The backdrop of sport has been a constant in the Wembley to Soweto Foundation’s projects, and the foundation has encouraged the young photographers to reflect how their communities are shaped by football, rugby, athletics, cricket, boxing and the like.
Since the 2010 Fifa World Cup in South Africa, the charity has worked alongside the Premier League, the FA, the Olympic Games, the Cricket World Cup, the RFU and now the MLS in North America. Ultimately the US cohorts will be given the opportunity to photograph at the US Soccer World Cup in 2026 and the 2028 LA Olympics.
Over the past three years, the students from Los Angeles have had their work exhibited in the US and Europe and have been trained as teachers themselves. This is extraordinary given these young people are often from backgrounds of abject poverty, bypassed by formal education, employment opportunities, shelter and basic nourishment.

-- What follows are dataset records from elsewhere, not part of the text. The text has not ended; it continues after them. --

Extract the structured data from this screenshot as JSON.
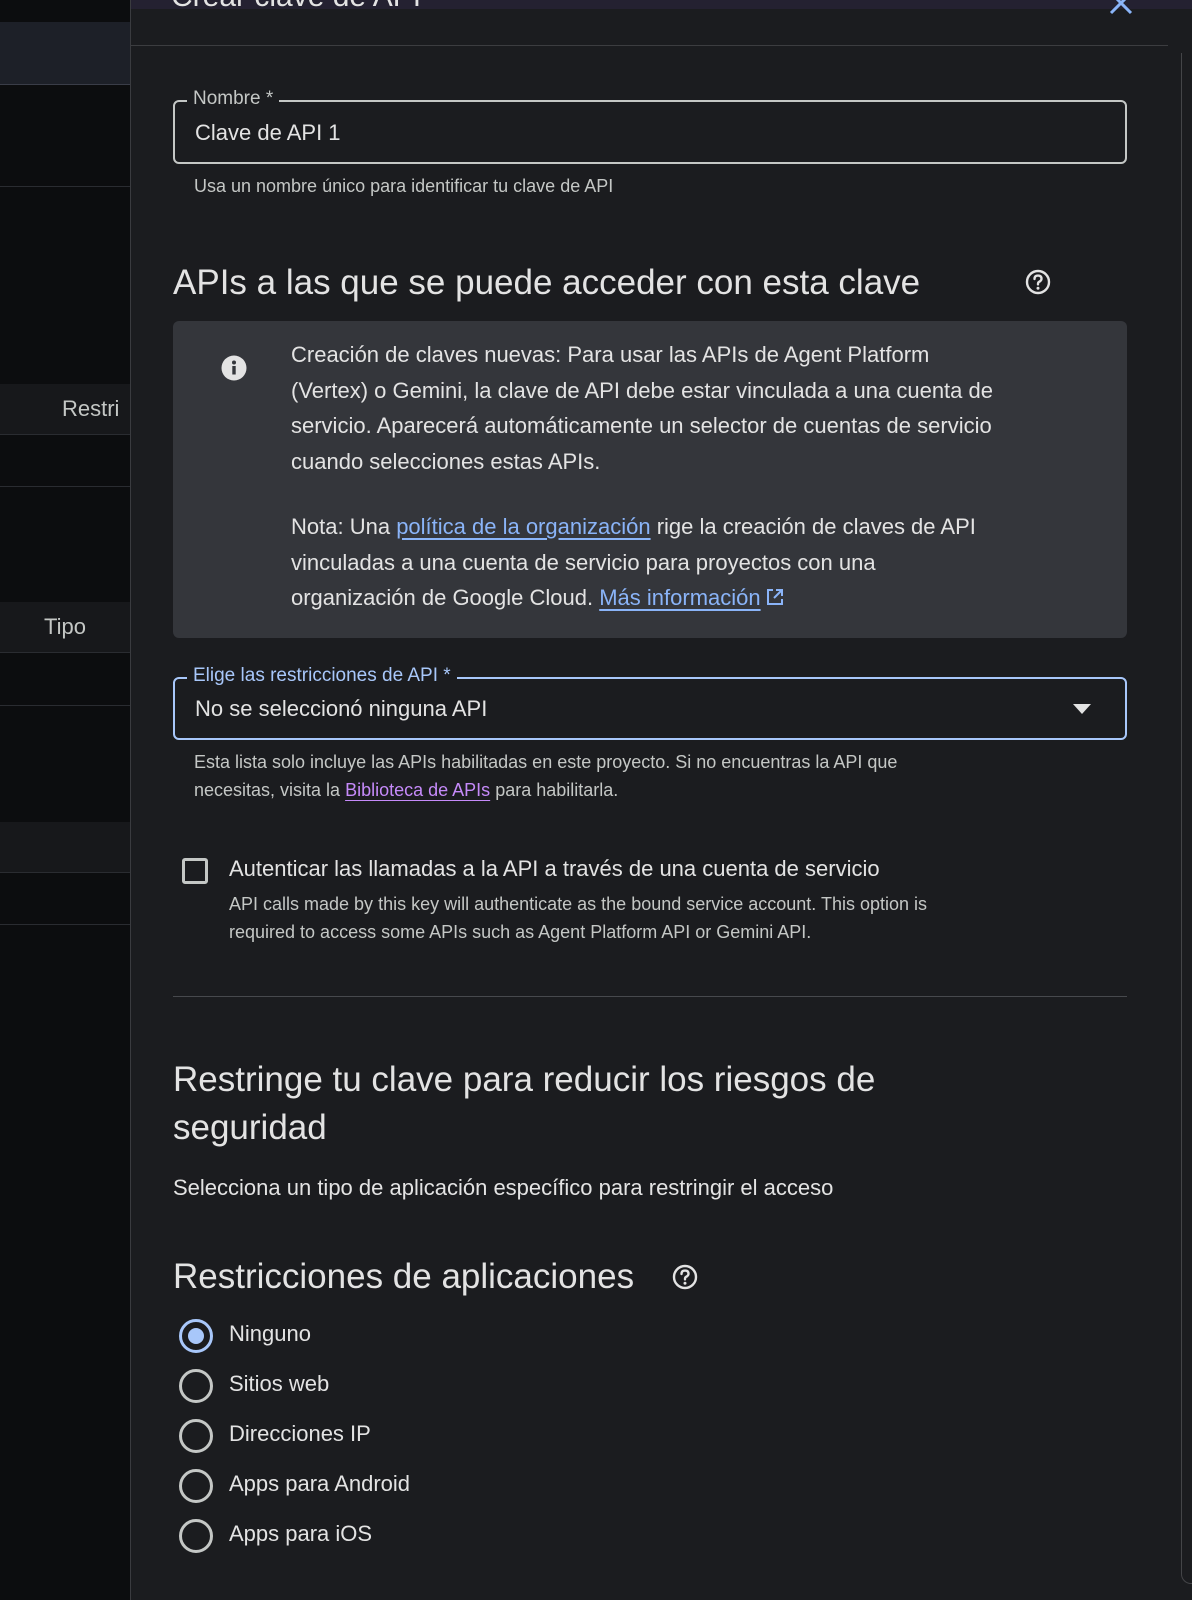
{
  "background_page": {
    "col_restrictions": "Restri",
    "col_type": "Tipo"
  },
  "dialog": {
    "title": "Crear clave de API",
    "close_icon": "close-icon",
    "name_field": {
      "label": "Nombre *",
      "value": "Clave de API 1",
      "helper": "Usa un nombre único para identificar tu clave de API"
    },
    "apis_section": {
      "heading": "APIs a las que se puede acceder con esta clave",
      "help_icon": "help-circle-icon",
      "info": {
        "icon": "info-icon",
        "para1_line1": "Creación de claves nuevas: Para usar las APIs de Agent Platform",
        "para1_line2": "(Vertex) o Gemini, la clave de API debe estar vinculada a una cuenta de",
        "para1_line3": "servicio. Aparecerá automáticamente un selector de cuentas de servicio",
        "para1_line4": "cuando selecciones estas APIs.",
        "para2_prefix": "Nota: Una",
        "para2_link": "política de la organización",
        "para2_after_link": "rige la creación de claves de API",
        "para2_line2": "vinculadas a una cuenta de servicio para proyectos con una",
        "para2_line3": "organización de Google Cloud.",
        "more_info_link": "Más información",
        "external_icon": "open-in-new-icon"
      },
      "restrictions_select": {
        "label": "Elige las restricciones de API *",
        "value": "No se seleccionó ninguna API"
      },
      "select_helper_line1": "Esta lista solo incluye las APIs habilitadas en este proyecto. Si no encuentras la API que",
      "select_helper_prefix": "necesitas, visita la",
      "select_helper_link": "Biblioteca de APIs",
      "select_helper_suffix": "para habilitarla.",
      "auth_checkbox": {
        "checked": false,
        "label": "Autenticar las llamadas a la API a través de una cuenta de servicio",
        "desc_line1": "API calls made by this key will authenticate as the bound service account. This option is",
        "desc_line2": "required to access some APIs such as Agent Platform API or Gemini API."
      }
    },
    "restrict_section": {
      "heading_line1": "Restringe tu clave para reducir los riesgos de",
      "heading_line2": "seguridad",
      "subtitle": "Selecciona un tipo de aplicación específico para restringir el acceso"
    },
    "app_restrictions": {
      "heading": "Restricciones de aplicaciones",
      "options": [
        "Ninguno",
        "Sitios web",
        "Direcciones IP",
        "Apps para Android",
        "Apps para iOS"
      ],
      "selected": "Ninguno"
    }
  },
  "colors": {
    "panel_bg": "#1b1c1f",
    "accent": "#a8c7fa",
    "link": "#8ab4f8",
    "visited_link": "#c58af9",
    "info_bg": "#34363b"
  }
}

Having already taken responsibility for teaching new groups of students in South Central LA, the young photographers have now stepped out of their comfort zone and been responsible for running projects inChicago, notably in the southern areas of the city where gang violence is an everyday occurrence. In Chicago the programmes are run in partnership with From the Streets to the Set and the Little Village Community and Boxing Center.

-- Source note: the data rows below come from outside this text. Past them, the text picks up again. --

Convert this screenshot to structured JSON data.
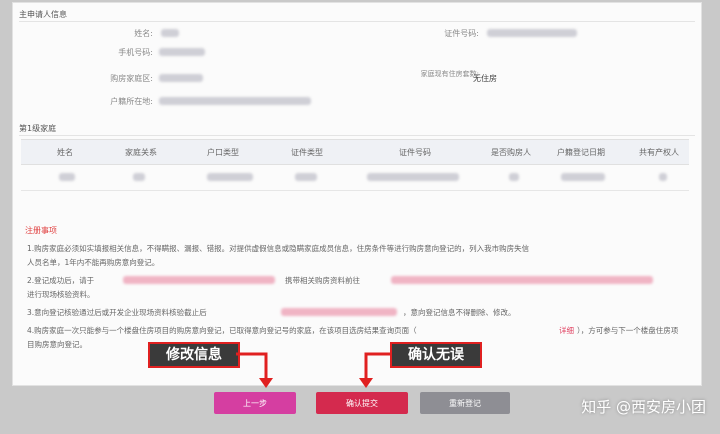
{
  "section_applicant": {
    "title": "主申请人信息",
    "labels": {
      "name": "姓名:",
      "phone": "手机号码:",
      "household_area": "购房家庭区:",
      "hukou_location": "户籍所在地:",
      "id_number": "证件号码:",
      "housing_status": "家庭现有住房套数:"
    },
    "housing_status_value": "无住房"
  },
  "section_family": {
    "title": "第1级家庭",
    "columns": [
      "姓名",
      "家庭关系",
      "户口类型",
      "证件类型",
      "证件号码",
      "是否购房人",
      "户籍登记日期",
      "共有产权人"
    ]
  },
  "notes": {
    "title": "注册事项",
    "lines": [
      "1.购房家庭必须如实填报相关信息，不得瞒报、漏报、错报。对提供虚假信息或隐瞒家庭成员信息，住房条件等进行购房意向登记的，列入我市购房失信",
      "人员名单，1年内不能再购房意向登记。",
      "2.登记成功后，请于",
      "携带相关购房资料前往",
      "进行现场核验资料。",
      "3.意向登记核验通过后或开发企业现场资料核验截止后",
      "，意向登记信息不得删除、修改。",
      "4.购房家庭一次只能参与一个楼盘住房项目的购房意向登记，已取得意向登记号的家庭，在该项目选房结果查询页面（",
      "），方可参与下一个楼盘住房项",
      "目购房意向登记。"
    ],
    "inline_red": "详细"
  },
  "buttons": {
    "prev": "上一步",
    "confirm": "确认提交",
    "reset": "重新登记"
  },
  "callouts": {
    "modify": "修改信息",
    "confirm": "确认无误"
  },
  "watermark": "知乎 @西安房小团",
  "colors": {
    "prev_button": "#d53ea1",
    "confirm_button": "#d42a4e",
    "reset_button": "#8e8e94",
    "callout_border": "#e02020"
  }
}
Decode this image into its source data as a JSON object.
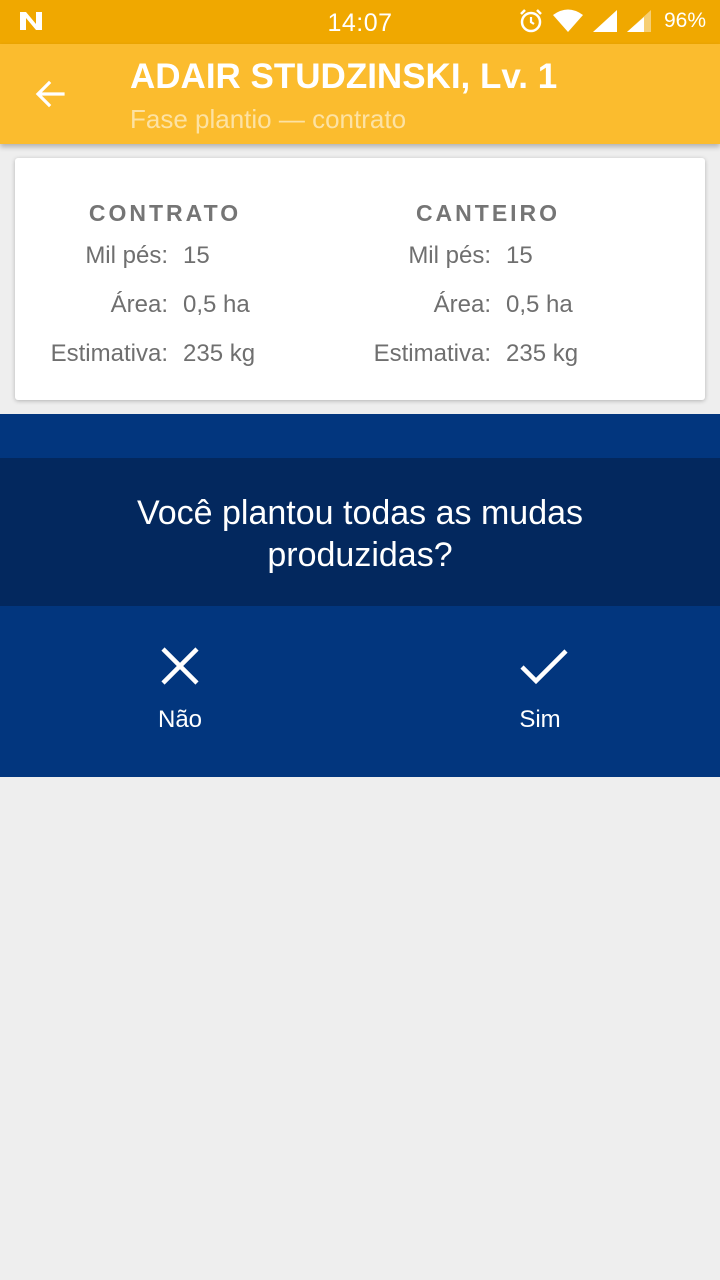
{
  "status_bar": {
    "time": "14:07",
    "battery": "96%",
    "icons": [
      "n-notification-icon",
      "alarm-icon",
      "wifi-icon",
      "signal-icon",
      "signal-icon-2"
    ]
  },
  "app_bar": {
    "title": "ADAIR STUDZINSKI, Lv. 1",
    "subtitle": "Fase plantio — contrato",
    "back_icon": "arrow-back-icon"
  },
  "summary": {
    "contrato": {
      "header": "CONTRATO",
      "rows": [
        {
          "label": "Mil pés:",
          "value": "15"
        },
        {
          "label": "Área:",
          "value": "0,5 ha"
        },
        {
          "label": "Estimativa:",
          "value": "235 kg"
        }
      ]
    },
    "canteiro": {
      "header": "CANTEIRO",
      "rows": [
        {
          "label": "Mil pés:",
          "value": "15"
        },
        {
          "label": "Área:",
          "value": "0,5 ha"
        },
        {
          "label": "Estimativa:",
          "value": "235 kg"
        }
      ]
    }
  },
  "question": {
    "text": "Você plantou todas as mudas produzidas?",
    "no_label": "Não",
    "yes_label": "Sim"
  },
  "colors": {
    "status_bar": "#f0a800",
    "app_bar": "#fbbc2e",
    "question_bg": "#02367e",
    "question_band": "#03285e",
    "page_bg": "#eeeeee"
  }
}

As part of a collaboration now in its fifth year, Leica Camera donated camera equipment to the Wembley to Soweto Foundation, which the cohort of students from Little Village, Chicago used during their training. The young students (whose work can be seen below) learned photography techniques from their LA contemporaries in a variety of locations across Chicago, from Millennium Park at the Loop to the National Museum of Mexican Art, from the Shameless House to Hampton House (home of the Black Panthers), from the streets of Cicero to the electric atmosphere of a downtown boxing gym and, of course, Soldier Field, home of the Chicago Bears. All these opportunities enabled the photographers to capture images and depict stories from their hometown Chicago landscape.
At the end of the project the students had the opportunity to exhibit their work in their own communities. They have already been invited to exhibit in Las Vegas and Frankfurt at IMEX conventions in November 2025 and May 2026 respectively.

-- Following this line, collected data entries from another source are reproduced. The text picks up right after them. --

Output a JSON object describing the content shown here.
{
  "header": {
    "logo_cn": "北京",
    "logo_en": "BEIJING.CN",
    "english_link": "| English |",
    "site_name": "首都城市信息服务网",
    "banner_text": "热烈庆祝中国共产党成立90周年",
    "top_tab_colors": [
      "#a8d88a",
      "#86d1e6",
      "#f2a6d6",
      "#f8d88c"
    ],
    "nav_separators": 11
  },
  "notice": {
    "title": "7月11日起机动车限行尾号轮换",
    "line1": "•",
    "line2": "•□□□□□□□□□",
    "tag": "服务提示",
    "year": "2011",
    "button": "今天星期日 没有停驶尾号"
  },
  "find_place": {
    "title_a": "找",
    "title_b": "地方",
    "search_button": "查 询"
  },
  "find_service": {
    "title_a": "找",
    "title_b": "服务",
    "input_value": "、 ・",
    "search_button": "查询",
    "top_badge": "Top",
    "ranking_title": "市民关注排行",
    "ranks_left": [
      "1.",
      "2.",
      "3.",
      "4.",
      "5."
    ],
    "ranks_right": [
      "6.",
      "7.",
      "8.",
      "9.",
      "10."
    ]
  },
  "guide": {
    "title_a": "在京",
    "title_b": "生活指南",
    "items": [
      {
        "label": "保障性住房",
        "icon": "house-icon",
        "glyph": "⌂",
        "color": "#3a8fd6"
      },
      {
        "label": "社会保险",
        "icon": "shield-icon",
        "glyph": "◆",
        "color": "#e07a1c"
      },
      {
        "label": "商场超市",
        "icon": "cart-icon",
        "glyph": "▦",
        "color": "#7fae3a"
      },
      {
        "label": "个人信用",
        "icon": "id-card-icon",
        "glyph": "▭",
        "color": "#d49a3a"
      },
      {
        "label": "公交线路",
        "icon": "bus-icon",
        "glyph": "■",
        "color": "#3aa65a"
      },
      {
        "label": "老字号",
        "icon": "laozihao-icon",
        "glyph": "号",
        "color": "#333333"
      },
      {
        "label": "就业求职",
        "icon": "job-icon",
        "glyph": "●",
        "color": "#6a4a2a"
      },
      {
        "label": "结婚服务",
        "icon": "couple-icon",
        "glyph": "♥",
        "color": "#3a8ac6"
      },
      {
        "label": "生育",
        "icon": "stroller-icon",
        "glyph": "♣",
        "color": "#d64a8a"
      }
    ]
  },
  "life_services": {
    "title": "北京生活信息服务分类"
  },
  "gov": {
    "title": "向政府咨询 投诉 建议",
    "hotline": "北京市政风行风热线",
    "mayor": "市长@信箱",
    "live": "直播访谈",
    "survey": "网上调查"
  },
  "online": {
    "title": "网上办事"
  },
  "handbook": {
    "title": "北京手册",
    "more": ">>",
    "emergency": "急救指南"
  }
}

A selection of the photographs shown here will also be on display at the Exchange Theatre, Twickenham on 4 and 5 July. As part of this event, the Academy Award nominee Stockard Channing’s production of Samuel Beckett’s Krapp’s Last Tape will play simultaneously at the same venue, with all profits being donated to the Wembley to Soweto Foundation.
The funds from future exhibitions will be used to take disadvantaged young people from inner cities across the UK to work with their contemporaries from LA and Chicago at the 2026 World Cup.